Profiling -- A New Name for an Old Battle


by Mitakuye Oyasin


Profiling has been in the news lately. It seems that some police departments have used and are using racial characteristics to determine their favorite criminal types. In the routine of ''select a suspect,'' white is seldom the color of choice. This is in keeping with the racial breakdown of prison populations, where non-Whites are represented out of proportion to their numbers in society.

The problem with this is that prisons are populated with people who lacked the money, the power and/or the political connections to escape the judge's gavel. Nixon comes to mind. Reagan hid behind a bad memory. Clinton barely escaped, but he did. George Ryan is insulated. Outside of the political arena, the Ramseys have proven themselves immune from questioning by the law. And Matt Hale, White, fomenter of hate crimes against non-Whites, continues to receive protection under the 1st Amendment, a protection that was never granted to the Black Panthers and the American Indian Movements of the 1960s and 70s.

But profiling is not new. It was introduced to Native Americans by Columbus and passed from one generation to the next without so much as a speed bump.

With that generalization out of the way, let's look at a typical ''For instance...''.

The year was 1854. The place was a peaceful Sioux encampment near Ft. Laramie, Wyoming. The tribe was camped, waiting for treaty supplies such as food from the agent, who just happened to be late. This meant that food was in short supply at the moment, which explains why, when a Mormon pioneer lost his sickly, scrawny cow after chasing it into the midst of the Sioux camp, they killed it and ate it. Since the Mormon had run away from the camp,the Indians figured it was theirs for the eating, even though it didn't taste good.
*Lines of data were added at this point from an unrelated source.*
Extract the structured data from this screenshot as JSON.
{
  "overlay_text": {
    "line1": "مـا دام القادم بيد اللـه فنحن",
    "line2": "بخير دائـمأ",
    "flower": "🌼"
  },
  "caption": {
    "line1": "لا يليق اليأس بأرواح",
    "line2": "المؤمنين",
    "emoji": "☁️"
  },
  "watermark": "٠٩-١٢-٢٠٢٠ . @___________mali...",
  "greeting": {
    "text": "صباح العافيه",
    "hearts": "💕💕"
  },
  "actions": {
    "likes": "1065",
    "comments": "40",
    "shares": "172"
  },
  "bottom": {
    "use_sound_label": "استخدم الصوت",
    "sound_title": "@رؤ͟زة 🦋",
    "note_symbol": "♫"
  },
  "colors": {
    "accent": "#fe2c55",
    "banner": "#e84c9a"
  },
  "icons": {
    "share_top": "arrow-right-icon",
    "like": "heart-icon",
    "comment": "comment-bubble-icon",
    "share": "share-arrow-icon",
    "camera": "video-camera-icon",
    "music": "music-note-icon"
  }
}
The Mormon went to Ft. Laramie and complained about the savages who killed his cow. This meant that Conquering Bear, the representative ''chief'' of the tribe, a chief chosen by the white men, had to go to the fort and try to make peace. He explained to the officer that the man who had killed the cow was a visitor from a northern tribe, a guest with the sacred rights of a guest, so that, to bring him in to be arrested might be troublesome. He also suggested that the Mormon could come to the camp and take his pick of the chief's own herd of horses.

Nothing satisfied the officer. He told the chief that the next day a group of soldiers would come to the camp and arrest the man who had killed the cow. The was the news the chief took back to his people.

The next day, a young, hot-headed lieutenant by the name of Grattan led 30 bluecoats and two cannons to the encampment. Grattan wanted a fight, firing the first shot into the back of Conquering Bear. ln a few brief minutes, Grattan and his soldiers were dead. There was some talk among the Sioux about carrying the fight to Ft. Laramie and finishing off the white man's presence in the area, but cooler, more experienced heads prevailed, and the Sioux moved north to get away from soldiers that were sure to come.

A year went by and no soldiers came. Then, in September of 1855, White Beard Harney left Ft. Laramle In search of the kIllers of Grattan and hIs men. He had many soldiers, many guns. Little Thunder a Brule chief who had always promoted peace with the white man, was camped with his people on the Blue Water, a creek that flowed into the Platte below the Laramie. A runner came to warn him that the soldiers were headed his way. He saw no reason to run. When the soldiers came, Little Thunder, together with Spotted Tail and Iron Shell, rode out to meet White Beard carrying flags of truce.

The bluecoats fired and the chief went down. Women and children were shot or trampled by horses charging them with swords and guns. Over 100 prisoners were taken, most of them women and children. Over 100 were killed. Iron Shell and Spotted Tail threw away their white flags and led their bow-armed warriors as best they could, buying their people the time to run away and regroup, three miles away. Then there was another battle and another fleeing, with many dead and wounded left in the wake, until the soldiers finally turned back.

The Teton Lakotas had never before been so humiliated, and outrage spread from one tribe to the next like wildfire. This thing had happened to Little Thunder, a man of peace. White Beard Harney had used profIling In his assault against the Sioux, and he had been wrong. The effect would be felt for years to come, climaxing at the Little Big Horn twenty years later.

On the day following the Battle of Blue Water, a young teenager named Curly was returning to the Brule camp of his relatives when he spotted the smoke of battle. His home was with the Oglala, but his mother was a Brule, so he had been visiting for several months, and what he saw when he returned to camp made him sick. He saw the prisoners being marched away. Then he wert through the field of battle, viewing the dead and pulling down the skirts of the women who had been shamed by the bluecoats. Then he followed the trail of those who had fled. He saw where they had made another stand about three miles away. A small boy lay with a bullet through his head. A little further he found a young woman, wounded, with her baby. Placing her on travois, he led his horse to the new encampment a day later.

Curly was deeply moved by all he had seen. A few years later, as a young Sioux warrior, his name would be changed. He would be called Crazy Horse.